Personally, I have my own reservations about the New Mexico International Film Festival (and I’ve mentioned some above), but I do admire that a disgruntled filmmaker is doing more than just complaining, is not just saying, “I could do better,” but trying to actually prove it. Justin and the New Mexico International Film Festival could fall on its face… but at least they’re making an effort. That said, the project does need help and I think this would be a sad, lost opportunity for filmmakers if this fest doesn’t reach its crowdfunding goal. It’s time to stop being theoretical about working and non-working film festival models and actually do something about them.
If you’d like to know more about the New Mexico International Film Festival, go ahead and comment below or head over to the the festival’s Kickstarter page and comment there. Next week we’ll be back with a new project for you to check out but, until then, we hope you enjoyed this closer look at the New Mexico International Film Festival.

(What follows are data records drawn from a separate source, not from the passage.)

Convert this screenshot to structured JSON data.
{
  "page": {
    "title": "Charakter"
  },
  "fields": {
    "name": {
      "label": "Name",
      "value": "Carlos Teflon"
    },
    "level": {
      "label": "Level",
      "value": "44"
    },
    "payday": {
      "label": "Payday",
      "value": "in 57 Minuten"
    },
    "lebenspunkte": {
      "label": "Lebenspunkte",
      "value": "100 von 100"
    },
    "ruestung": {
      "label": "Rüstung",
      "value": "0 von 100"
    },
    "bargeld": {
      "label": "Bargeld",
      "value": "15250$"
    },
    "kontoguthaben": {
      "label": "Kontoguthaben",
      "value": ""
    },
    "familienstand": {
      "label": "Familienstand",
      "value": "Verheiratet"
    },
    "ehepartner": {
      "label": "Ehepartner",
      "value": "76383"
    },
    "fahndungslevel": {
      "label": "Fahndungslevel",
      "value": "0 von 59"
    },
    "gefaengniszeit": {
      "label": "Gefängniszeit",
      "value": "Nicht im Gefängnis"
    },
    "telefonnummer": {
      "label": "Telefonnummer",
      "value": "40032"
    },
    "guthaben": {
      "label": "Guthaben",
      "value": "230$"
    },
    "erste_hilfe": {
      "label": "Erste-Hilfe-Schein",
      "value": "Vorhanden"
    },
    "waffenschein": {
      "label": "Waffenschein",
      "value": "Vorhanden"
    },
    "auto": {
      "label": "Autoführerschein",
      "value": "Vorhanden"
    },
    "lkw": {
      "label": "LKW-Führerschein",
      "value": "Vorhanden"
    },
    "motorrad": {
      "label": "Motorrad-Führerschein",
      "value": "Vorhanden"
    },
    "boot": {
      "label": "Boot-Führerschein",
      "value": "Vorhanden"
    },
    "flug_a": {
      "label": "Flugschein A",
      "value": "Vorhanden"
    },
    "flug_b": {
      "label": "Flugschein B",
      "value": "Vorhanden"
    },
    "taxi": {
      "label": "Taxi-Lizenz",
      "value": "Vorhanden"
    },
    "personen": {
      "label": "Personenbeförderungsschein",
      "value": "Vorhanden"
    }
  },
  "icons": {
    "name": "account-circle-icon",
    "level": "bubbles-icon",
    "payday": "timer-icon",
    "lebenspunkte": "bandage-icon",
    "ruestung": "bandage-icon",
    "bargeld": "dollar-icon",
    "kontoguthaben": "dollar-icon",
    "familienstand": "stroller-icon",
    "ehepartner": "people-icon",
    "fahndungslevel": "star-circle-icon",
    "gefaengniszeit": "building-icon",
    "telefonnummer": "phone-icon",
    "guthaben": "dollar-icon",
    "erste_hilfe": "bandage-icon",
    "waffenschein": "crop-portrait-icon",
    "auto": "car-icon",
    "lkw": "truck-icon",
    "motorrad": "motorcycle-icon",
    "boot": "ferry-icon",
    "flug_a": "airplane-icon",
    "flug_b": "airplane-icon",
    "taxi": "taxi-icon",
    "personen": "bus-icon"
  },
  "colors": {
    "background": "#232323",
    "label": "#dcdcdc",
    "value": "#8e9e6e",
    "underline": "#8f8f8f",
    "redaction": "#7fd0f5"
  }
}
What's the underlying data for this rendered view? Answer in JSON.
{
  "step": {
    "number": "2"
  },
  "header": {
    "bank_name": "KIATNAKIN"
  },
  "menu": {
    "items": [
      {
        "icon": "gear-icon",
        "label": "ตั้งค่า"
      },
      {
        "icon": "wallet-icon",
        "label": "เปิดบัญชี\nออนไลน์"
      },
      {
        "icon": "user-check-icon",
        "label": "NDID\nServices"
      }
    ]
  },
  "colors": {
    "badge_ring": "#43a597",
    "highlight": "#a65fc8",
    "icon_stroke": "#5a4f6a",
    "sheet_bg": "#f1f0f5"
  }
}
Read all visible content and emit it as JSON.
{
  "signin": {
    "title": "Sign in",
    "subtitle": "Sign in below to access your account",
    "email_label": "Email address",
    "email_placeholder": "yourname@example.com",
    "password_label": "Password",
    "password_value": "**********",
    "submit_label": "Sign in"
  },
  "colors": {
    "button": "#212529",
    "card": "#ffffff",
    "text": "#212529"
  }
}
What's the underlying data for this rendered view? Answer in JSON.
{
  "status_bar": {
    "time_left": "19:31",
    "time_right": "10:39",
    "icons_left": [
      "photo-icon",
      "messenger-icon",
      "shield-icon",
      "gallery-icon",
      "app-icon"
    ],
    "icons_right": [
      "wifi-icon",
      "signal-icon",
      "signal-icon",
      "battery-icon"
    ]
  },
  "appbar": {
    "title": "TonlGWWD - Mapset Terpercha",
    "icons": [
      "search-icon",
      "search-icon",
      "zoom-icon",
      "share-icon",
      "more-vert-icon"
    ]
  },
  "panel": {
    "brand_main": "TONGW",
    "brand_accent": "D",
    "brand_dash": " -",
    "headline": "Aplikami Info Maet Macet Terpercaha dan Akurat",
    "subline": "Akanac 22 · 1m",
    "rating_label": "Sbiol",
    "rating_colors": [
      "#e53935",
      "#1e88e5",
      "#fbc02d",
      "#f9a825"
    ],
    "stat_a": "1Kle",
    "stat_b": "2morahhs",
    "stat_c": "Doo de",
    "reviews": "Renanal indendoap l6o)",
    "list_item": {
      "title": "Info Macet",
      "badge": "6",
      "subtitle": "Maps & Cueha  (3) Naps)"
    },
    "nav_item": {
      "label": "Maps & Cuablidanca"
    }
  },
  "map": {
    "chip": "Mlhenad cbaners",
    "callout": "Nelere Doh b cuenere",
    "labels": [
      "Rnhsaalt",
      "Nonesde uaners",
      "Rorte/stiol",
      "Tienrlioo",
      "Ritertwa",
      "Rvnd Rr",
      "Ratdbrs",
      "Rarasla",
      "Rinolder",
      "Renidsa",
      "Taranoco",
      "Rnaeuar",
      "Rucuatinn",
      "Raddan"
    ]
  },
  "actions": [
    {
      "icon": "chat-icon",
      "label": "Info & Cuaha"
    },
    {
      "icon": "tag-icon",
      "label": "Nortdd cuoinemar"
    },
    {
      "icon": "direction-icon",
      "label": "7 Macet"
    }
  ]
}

DISCLAIMER: Donating or investing in a film or film-related project is always a risky endeavor, so it is important to keep that in mind before deciding to get financially involved with any film project. Film Threat, FilmThreat.com and our parent company, Hamster Stampede, LLC hold no liability or responsibility regarding any of the projects showcased on our site, their content or performance or the content or performance of any of the sites linked to in this article. Our involvement with the featured project is strictly what you see here: we find a work-in-progress project that sounds interesting to us, we ask all the questions we’d like to know the answers to and then we share that information with you, the audience. This should not be considered as personalized investment advice. What happens after you read this is your decision, and, again, before parting with any money for any film, think it through and BE CAREFUL.